From one generation to the next, Palestinians aim to keep the history of al-Nakba alive
CNN
Mohammad Zarqa trembled with fear as he watched panicked crowds of people, screaming and covered in blood, rush into his small village on the outskirts of Jerusalem.
Mohammad Zarqa trembled with fear as he watched panicked crowds of people, screaming and covered in blood, rush into his small village on the outskirts of Jerusalem. “You have to run,” he remembers a woman crying out, shocking Zarqa out of a daze and sending him racing home to warn his family. He was only 12 years old at the time, unaware of the looming war that would soon upend his life. It was April 9, 1948, and Jewish militias had just attacked Deir Yassin, a village about a mile northeast of Zarqa’s home in Ein Karem in what was then the British Mandate of Palestine. At least 100 people, including women and children, were killed – many stripped, lined up and shot with automatic fire, according to reports from the time archived by the United Nations.
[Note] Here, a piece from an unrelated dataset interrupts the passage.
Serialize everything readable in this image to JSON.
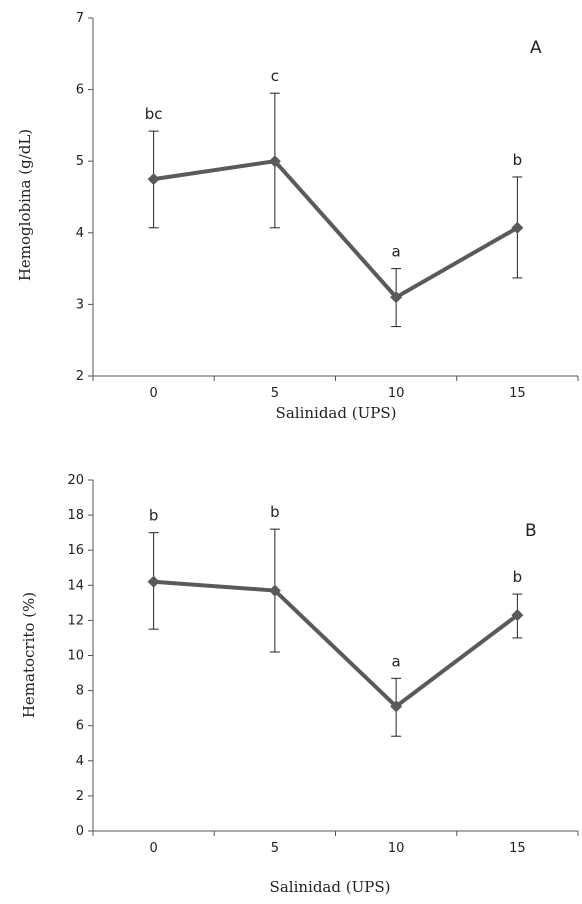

The massacre is among the events that led to al-Nakba, or “the catastrophe,” when roughly 700,000 Palestinians fled or were expelled from their homes by armed Jewish groups seeking to establish the state of Israel. “We thought we were going to be next,” Zarqa, now 88, tells CNN from his home in New Jersey. “My father said, ‘We cannot stay here. They’re going to come and massacre us.’ We had nothing, no weapons, nothing to defend ourselves. That’s the day we became refugees.” On Wednesday, Zarqa joins millions of Palestinians across the world to mark Nakba Day with protests and community events intended to honor the memory of the Palestinians killed and displaced in 1948 and the brutal war unfolding today in Gaza.